Tim Densus 88 Antiteror Mabes Polri melakukan penggeledahan di salah satu rumah tersangka teroris di Indramayu, Jawa Barat, Selasa (26/1). Dalam penggeledahan di kedua rumah tersangka teroris AH dan WF, Tim Densus 88 menemukan barang bukti milik tersangka yang diduga terkait dengan bom Thamrin. ANTARA FOTO/Dedhez Anggara/aww/16.

Jakarta, Aktual.com — Kepala Badan Nasional Penanggulangan Terorisme Komjen Polisi Tito Karnavian menolak pembubaran Detasemen Khusus 88 Antiteror Polri, yang selama ini serius menangani kasus terorisme di Indonesia.

“Kalau Densus dibubarkan, ya kelompok-kelompok radikal ini nanti tambah bebas. Sekarang saja ditekan masih bebas,” kata Tito kepada wartawan usai dilantik sebagai Kepala BNPT oleh Presiden Joko Widodo di Istana Kepresidenan, Jakarta, Rabu (16/3).

Densus 88 Antiteror Polri telah memiliki data lengkap tentang jaringan terorisme di Indonesia, yang tidak dimiliki oleh lembaga lain. Densus 88 Antiteror Polri, kata dia, telah mengikuti jaringan terorisme sejak 2000 sehingga hanya Densus yang paling tahu tentang karakter jaringtan terorisme.

“Kalau dibubarkan, siapa yang kerjakan dan mau ‘start’ dari nol lagi. Ini akan berat.”

Kendati Densus memiliki data lengkap, BNPT tidak hanya bergantung kepada polisi khusus antiteror itu karena BNPT juga memiliki Satgas Bom yang menangani kasus teror juga. Bahkan, Tito juga akan bekerja sama dengan kekuatan antiteror lain dari unsur TNI, sehingga timbul kerja sama antar lembaga dalam menanggulangi teror.

Sementara itu, anggota Komisi III DPR Nasir Djamil mempertanyakan prosedur standar operasnonal Densus 88 Antiteror dalam penanganan terorisme, terkait tewasnya Siyono yang ditangkap, Rabu (9/3).

“Kasus tewasnya Siyono mengingatkan saya pada kejadian penyiksaan yang dialami lima orang korban salah tangkap di Poso pada 2013 lalu,” kata Nasir Djamil di Jakarta.

Nasir mengingatkan, Densus kerap kali melakukan tindakan penyiksaan sejak tahapan penangkapan.

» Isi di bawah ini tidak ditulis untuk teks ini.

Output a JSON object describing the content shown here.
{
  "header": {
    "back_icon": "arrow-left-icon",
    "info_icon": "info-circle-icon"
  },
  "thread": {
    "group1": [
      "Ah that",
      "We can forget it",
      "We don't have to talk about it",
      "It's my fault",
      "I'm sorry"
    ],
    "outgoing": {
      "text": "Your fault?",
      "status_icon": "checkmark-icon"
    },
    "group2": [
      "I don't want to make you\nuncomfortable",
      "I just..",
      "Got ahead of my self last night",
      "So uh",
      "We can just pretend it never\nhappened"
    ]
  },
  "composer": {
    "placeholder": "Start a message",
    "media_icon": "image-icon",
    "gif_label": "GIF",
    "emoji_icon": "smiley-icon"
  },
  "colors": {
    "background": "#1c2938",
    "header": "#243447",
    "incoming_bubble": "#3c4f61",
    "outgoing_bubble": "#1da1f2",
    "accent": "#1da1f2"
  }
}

Tindakan penyiksaan yang dilakukan Densus 88 ini, ujar dia, dilakukan dengan menutup mata kepada terduga pelaku teroris, serta memukul bagian tubuh dan kepala dengan senjata.

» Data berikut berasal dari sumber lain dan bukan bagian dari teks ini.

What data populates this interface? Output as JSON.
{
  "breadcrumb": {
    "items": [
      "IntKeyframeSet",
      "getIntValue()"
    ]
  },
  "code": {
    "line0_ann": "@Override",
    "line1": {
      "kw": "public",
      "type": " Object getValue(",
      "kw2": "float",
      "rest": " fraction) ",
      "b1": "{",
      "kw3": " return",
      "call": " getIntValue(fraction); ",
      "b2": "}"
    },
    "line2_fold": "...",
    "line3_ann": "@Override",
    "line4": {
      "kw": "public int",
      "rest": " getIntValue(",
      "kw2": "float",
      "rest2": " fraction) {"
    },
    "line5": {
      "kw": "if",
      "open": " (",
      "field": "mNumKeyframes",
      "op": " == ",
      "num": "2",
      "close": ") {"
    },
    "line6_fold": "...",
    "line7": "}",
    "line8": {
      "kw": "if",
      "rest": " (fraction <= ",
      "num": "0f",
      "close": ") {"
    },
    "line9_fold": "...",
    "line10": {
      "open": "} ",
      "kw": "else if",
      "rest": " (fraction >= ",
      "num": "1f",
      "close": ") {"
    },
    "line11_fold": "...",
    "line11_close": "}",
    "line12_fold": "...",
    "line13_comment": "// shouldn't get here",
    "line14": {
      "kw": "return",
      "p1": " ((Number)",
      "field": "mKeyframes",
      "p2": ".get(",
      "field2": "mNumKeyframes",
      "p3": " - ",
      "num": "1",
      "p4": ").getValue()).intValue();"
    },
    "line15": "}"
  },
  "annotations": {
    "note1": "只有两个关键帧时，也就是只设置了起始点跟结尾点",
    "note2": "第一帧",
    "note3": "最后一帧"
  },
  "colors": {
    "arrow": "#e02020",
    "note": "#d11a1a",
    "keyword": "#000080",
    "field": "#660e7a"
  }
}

“Padahal pelaku yang ditangkap belum tentu menjadi tersangka dan bahkan sering terjadi salah tangkap.”

Tindakan itu, ujar dia, sulit diproses secara hukum karena korban tidak melihat langsung siapa yang menyiksa. Dia, sebagai anggota Pansus Revisi UU Terorisme, akan mempertegas pengaturan prosedur penangkapan dan bahkan mengurangi kewenangan Densus 88 dalam penangkapan.

“Densus 88 seringkali melakukan pendekatan penyiksaan kepada terduga teroris.”

Jika ditemukan ada celah Densus 88 melakukan tindakan penyiksaan, kata dia, maka Komisi III akan membatasi ketentuan penangkapan dalam revisi UU Terorisme.

“Saya khawatir, pelaku penyiksaan sulit terungkap karena penyiksaan dilakukan oleh internal Polri, dan kemungkinan sulit mencari saksi di luar polri yang melihat kejadian tersebut.”